Here's an excerpt from the README, and after it a comparison with
Test::CGI, which is a tool at CPAN whose intent is similar.

  RoboWeb is a suite of Perl scripts that allow for  recording live user
browsing sequences and insert assertions during them to later reproduce
and automatically verify correctness of output of a web application.

  Recording test sequences is easy: just fire the roboweb_proxy script
and make your browser point to it. The proxy will generate a test
sequence script as you browse and you can insert must_match  commands
in the recorded sequence by entering regular expressions directly in
your browser's URL box. These commands get translated into assertions
that will be run against the server response text when the sequences are
reproduced, to verify that server responses are correct.

  RoboWeb will also automatically put your web application backend
database in a constant 'test-scenario' state before recording test
sequences and before executing  test scripts. This allows for reliable
testing of complex web applications.

  Also, the recorded test sequence scripts support cookies, which allows
them to interact successfully with most web application.

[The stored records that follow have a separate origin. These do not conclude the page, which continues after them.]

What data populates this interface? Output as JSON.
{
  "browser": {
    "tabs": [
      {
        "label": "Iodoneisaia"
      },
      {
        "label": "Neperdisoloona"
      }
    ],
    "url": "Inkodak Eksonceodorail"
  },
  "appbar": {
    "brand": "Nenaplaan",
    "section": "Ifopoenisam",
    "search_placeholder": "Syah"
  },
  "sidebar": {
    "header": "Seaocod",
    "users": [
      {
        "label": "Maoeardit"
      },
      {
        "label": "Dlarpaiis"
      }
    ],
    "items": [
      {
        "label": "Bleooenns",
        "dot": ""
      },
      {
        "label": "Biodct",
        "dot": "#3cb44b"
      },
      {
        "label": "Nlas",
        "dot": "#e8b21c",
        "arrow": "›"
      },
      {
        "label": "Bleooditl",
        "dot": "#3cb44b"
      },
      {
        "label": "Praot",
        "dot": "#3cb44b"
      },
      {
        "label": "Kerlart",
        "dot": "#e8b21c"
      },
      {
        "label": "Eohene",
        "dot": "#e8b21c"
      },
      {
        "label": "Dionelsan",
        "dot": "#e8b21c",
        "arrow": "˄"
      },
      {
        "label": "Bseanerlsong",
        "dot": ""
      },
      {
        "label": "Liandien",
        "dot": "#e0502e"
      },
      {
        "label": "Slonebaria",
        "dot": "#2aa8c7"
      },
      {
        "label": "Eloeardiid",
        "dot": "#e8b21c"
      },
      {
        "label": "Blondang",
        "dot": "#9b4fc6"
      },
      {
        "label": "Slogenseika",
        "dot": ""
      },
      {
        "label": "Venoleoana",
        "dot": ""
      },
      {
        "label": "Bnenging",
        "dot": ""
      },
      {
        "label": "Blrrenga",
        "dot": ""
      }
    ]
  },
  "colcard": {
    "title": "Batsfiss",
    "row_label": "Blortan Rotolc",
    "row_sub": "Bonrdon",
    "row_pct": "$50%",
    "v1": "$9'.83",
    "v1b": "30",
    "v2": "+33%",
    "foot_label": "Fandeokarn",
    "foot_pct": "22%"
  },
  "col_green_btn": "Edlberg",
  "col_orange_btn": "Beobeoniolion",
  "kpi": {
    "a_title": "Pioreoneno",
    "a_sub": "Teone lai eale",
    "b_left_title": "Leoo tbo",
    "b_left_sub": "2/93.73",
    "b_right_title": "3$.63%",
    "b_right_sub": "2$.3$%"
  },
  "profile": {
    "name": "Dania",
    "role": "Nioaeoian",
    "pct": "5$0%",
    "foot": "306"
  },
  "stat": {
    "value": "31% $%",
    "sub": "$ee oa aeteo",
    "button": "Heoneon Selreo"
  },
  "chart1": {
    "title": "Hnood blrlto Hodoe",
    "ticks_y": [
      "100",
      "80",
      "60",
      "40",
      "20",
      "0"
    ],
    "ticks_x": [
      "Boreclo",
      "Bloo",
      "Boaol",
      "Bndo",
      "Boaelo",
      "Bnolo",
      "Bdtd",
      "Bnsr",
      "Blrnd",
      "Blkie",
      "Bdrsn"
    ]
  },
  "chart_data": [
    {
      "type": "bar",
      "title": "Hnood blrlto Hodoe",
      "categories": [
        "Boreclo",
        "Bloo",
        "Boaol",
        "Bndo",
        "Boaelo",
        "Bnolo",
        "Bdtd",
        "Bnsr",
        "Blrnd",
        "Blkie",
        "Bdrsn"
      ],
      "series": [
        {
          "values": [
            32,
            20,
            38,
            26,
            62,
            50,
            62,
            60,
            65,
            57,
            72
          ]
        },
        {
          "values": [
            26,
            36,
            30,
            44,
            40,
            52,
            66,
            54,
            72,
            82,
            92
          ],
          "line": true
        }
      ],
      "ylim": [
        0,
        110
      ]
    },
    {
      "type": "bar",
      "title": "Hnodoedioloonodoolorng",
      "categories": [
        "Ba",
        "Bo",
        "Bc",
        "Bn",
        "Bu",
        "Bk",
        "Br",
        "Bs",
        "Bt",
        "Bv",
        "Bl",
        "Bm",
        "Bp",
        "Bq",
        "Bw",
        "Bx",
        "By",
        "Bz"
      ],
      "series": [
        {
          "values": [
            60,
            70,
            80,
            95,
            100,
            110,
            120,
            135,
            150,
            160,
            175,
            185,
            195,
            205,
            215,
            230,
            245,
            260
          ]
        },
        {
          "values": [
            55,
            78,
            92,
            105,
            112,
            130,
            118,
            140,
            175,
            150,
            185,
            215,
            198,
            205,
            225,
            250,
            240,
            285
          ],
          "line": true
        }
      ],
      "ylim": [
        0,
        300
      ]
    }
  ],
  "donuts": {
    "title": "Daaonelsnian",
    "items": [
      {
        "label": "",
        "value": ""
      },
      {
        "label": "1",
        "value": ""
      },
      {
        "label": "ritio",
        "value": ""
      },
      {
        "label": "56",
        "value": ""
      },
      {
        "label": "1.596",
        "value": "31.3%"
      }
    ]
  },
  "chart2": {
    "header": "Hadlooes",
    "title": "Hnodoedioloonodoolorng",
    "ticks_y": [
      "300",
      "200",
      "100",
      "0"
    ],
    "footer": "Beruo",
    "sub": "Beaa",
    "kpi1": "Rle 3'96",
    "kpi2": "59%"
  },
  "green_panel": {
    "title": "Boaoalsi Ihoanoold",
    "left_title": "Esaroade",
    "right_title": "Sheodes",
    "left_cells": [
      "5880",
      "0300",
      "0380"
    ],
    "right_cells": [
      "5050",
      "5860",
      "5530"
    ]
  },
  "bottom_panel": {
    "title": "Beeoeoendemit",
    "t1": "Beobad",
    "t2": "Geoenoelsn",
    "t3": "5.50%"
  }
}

  After you collect a number of test sequences you can execute them via
the TEST script, which will produce standard perl Test::Harness output.


COMPARISON WITH THE Test::CGI MODULE

The intent of Test::CGI is almost the same. It's about crafting test
sequences that will be run against a web application in an automated
fashion.  The main differences I see between both approaches are:

1. RoboWeb makes it much easier to generate a test suite, because test
sequence scripts under it are almost completely machine generated,
except assertions, which are easily inserted by entering regexps in the
URL box as you browse through your app. Test::CGI instead requires that
all HTTP requests be hand coded by the test writer.

2. RoboWeb runs against a live web server, versus Test::CGI, which runs
web apps as standalone CGI processes. Test::CGI is less complete in this
regard, because it doesn't allow to test apps in the environment they'll
be running on (e.g. mod_perl apps that rely on persitent variables are
not testable with Test::CGI).

3. The RoboWeb client (which uses LWP::UserAgent and an HTTP::Cookie
jar) supports cookies, which allow it to test most web applications.
Test::CGI does not support cookies.

4. Test::CGI cannot request plain documents, whereas Roboweb can.

5. Both RoboWeb and Test::CGI produce Test::Harness output.